The Fantastic Negrito
Please Don’t Be Dead

Xavier Amin Dphrepaulezz alias „Fantastic Negrito“ ist noch relativ unbekannt in unseren Gegenden, und bis vor einem Monat hatte auch ich weder seinen Namen noch irgendetwas von seiner Musik gehört. Doch als ich innerhalb kurzer Zeit auf zwei ausländischen Radiosendern eine Kritik seines neuesten Albums hörte und wenig später zwei Rezensionen las, war mein Interesse geweckt.
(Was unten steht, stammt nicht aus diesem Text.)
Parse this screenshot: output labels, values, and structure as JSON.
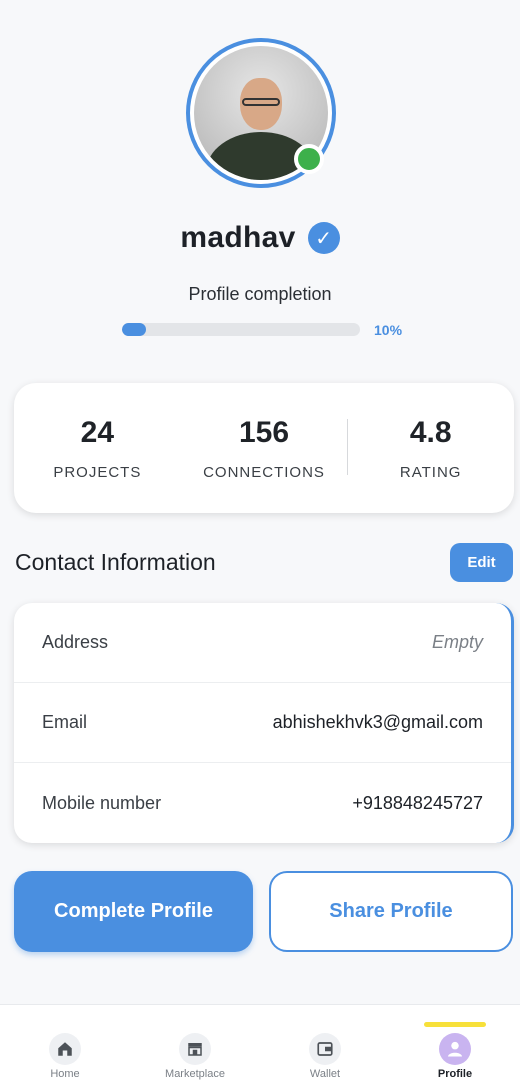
{
  "profile": {
    "name": "madhav",
    "verified_glyph": "✓",
    "completion_label": "Profile completion",
    "completion_percent": 10,
    "completion_text": "10%"
  },
  "stats": [
    {
      "value": "24",
      "label": "PROJECTS"
    },
    {
      "value": "156",
      "label": "CONNECTIONS"
    },
    {
      "value": "4.8",
      "label": "RATING"
    }
  ],
  "contact": {
    "title": "Contact Information",
    "edit_label": "Edit",
    "rows": [
      {
        "label": "Address",
        "value": "Empty"
      },
      {
        "label": "Email",
        "value": "abhishekhvk3@gmail.com"
      },
      {
        "label": "Mobile number",
        "value": "+918848245727"
      }
    ]
  },
  "actions": {
    "complete_label": "Complete Profile",
    "share_label": "Share Profile"
  },
  "nav": {
    "items": [
      {
        "label": "Home",
        "icon": "home-icon"
      },
      {
        "label": "Marketplace",
        "icon": "store-icon"
      },
      {
        "label": "Wallet",
        "icon": "wallet-icon"
      },
      {
        "label": "Profile",
        "icon": "profile-icon"
      }
    ],
    "active_index": 3
  },
  "colors": {
    "accent": "#4a8fe0",
    "online": "#3db04b",
    "active_indicator": "#f7e03a"
  }
}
Vor allem auch deswegen, weil drei Kritiker das Album himmelhoch lobten, während ein anderer es so auseinandernahm, als wäre es ein Album, das man unter keinen Umständen kaufen sollte, da es unter allen Erwartungen läge. Dass diese gewiss hoch lagen, ist klar, erhielt der Künstler erst 2017 für „The Last Days of Oakland“ den Grammy für das beste zeitgenössische Bluesalbum. The Fantastic Negrito macht Musik, die zwar nach Blues trieft, wie z.B. der Song „Bad Guy Necessity“, aber auch mal Ausflüge in den Funk macht, am besten zu hören auf „Bullshit Anthem“. Oder aber er mischt beides und fügt noch kräftige Soulelemente hinzu. Ein gutes Beispiel hierfür ist der Song „The Duffler“.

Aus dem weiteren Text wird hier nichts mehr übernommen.